Pour finir, la prévention et le dialogue sur les droits de l’enfant sont eux aussi essentiels. Depuis 2022, plusieurs associations insistent sur l’importance de faire des familles des actrices du dialogue. Seuls 15 % des jeunes disent avoir reçu une éducation affective et sexuelle solide ; 75 % voudraient davantage d’échanges parents-enfants sur ces thèmes.

Cet article ouvre des pistes concrètes pour accompagner les enfants dans un monde où les repères bougent vite, parfois au détriment des plus jeunes. La transmission de valeurs écologiques et égalitaires évolue au gré des expériences simples du quotidien, au jardin, au marché, en cuisine.

Pour prolonger la réflexion, témoignages, recettes et trouvailles de livres jeunesse peuvent être partagés au sein de la communauté “Familles Bio & Zen”. Chaque mois, une newsletter “Lettres Vertes en Famille” propose idées de sorties, lectures, podcasts ou activités DIY à réaliser avec les enfants. Des enseignants, animateurs ou éducateurs pourront prochainement accéder à un dossier complet d’outils et de ressources pour l’écologie et l’égalité.

Parmi les ressources utiles : le carnet d’adresses des marchés paysans “kids-friendly” en Auvergne–Rhône-Alpes, la sélection “Livres jeunesse & égalité” de la médiathèque d’Annecy, ou encore les podcasts familiaux “Petits pas verts”, “Radio Bobines” et “Grandir curieux(se)”.

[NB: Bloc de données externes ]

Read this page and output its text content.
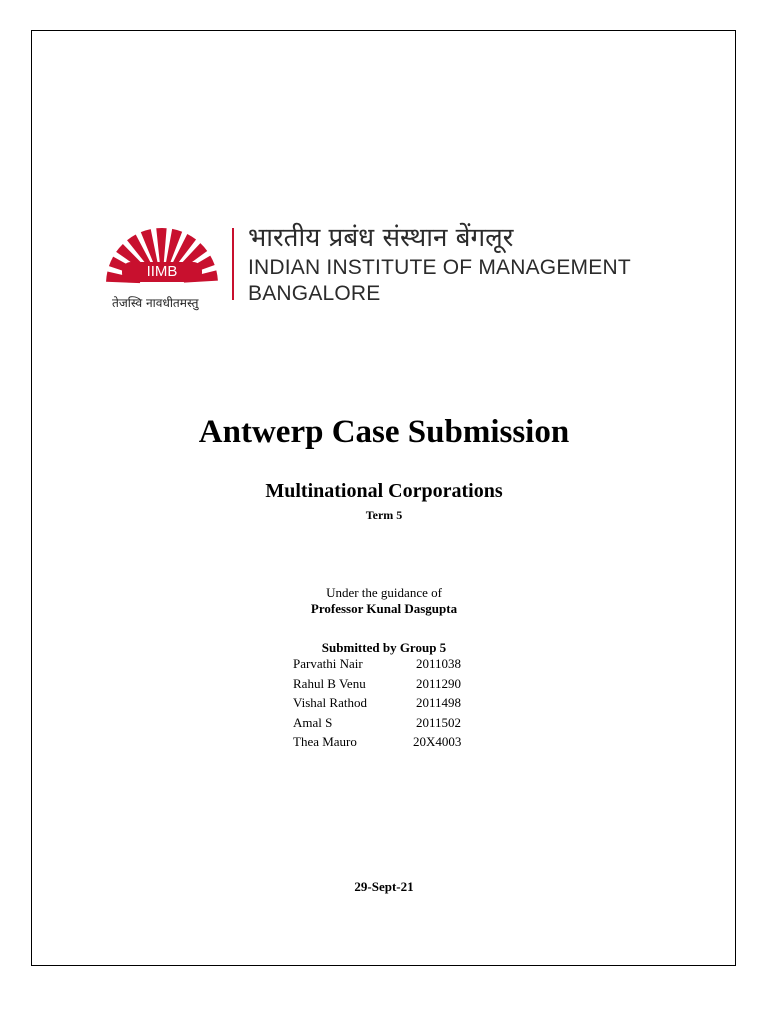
IIMB
तेजस्वि नावधीतमस्तु
भारतीय प्रबंध संस्थान बेंगलूर
INDIAN INSTITUTE OF MANAGEMENT
BANGALORE
Antwerp Case Submission
Multinational Corporations
Term 5
Under the guidance of
Professor Kunal Dasgupta
Submitted by Group 5
Parvathi Nair	2011038
Rahul B Venu	2011290
Vishal Rathod	2011498
Amal S	2011502
Thea Mauro	20X4003
29-Sept-21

D’autres portraits de familles, des tables-rondes “parents-ados-éducateurs”, ou des rencontres lors de salons associatifs sont à venir, pour continuer à cultiver ensemble l’équilibre, la simplicité et la joie de vivre autrement, un geste à la fois.

Ressources pratiques :

  • Livres jeunesse : “Les Enfants du Vivant” (Nathan), “Les filles peuvent le faire aussi !” (Kimane), “La grande fabrique des mots” (Alice Jeunesse), “Permacool – le jardin malin” (Actes Sud Junior), “Héroïnes écolos” (Bayard).
  • Recettes à faire avec les enfants : crackers sans gluten aux herbes du jardin, yaourt vegan maison, chou lactofermenté, crèmes réparatrices à l’aloe et au calendula.
  • Applications et podcasts recommandés : Olio, Too Good To Go, “Bestioles” (France Inter), “Les couilles sur la table” (Binge Audio, pour parents/ados).
  • Marchés paysans kids-friendly : samedi matin à Annecy ("Mini-fermiers"), AMAP “graines de bio” à Albertville, ateliers enfants au repair café de Seynod.
  • Suggestions sportives locales pour éveiller l’esprit d’égalité : rencontres avec l’équipe féminine locale d’Annecy football, visionnage de matchs féminins de l’OL ou de la Juventus pour dépasser les stéréotypes dans le sport.

Petit quiz famille : “Quel héros/héroïne éco-responsable es-tu ?”

Une série de questions autour du quotidien éco-responsable, des choix d’activités ou de lectures, pour découvrir en famille s’il y a un Jardinier(e) du Vivant, Petit(e) Alchimiste, Veilleur(se) des Forêts ou Messager(ère) de l’égalité à la maison.

Challenge à relever en famille

Essayer le défi “7 jours pour une famille zéro-déchet & égalitaire” et partager ses retours en ligne ou au sein d’espaces participatifs !

Transmettre, protéger, inventer… pour que chaque enfant devienne à son tour un ambassadeur joyeux de la nature et de l’égalité.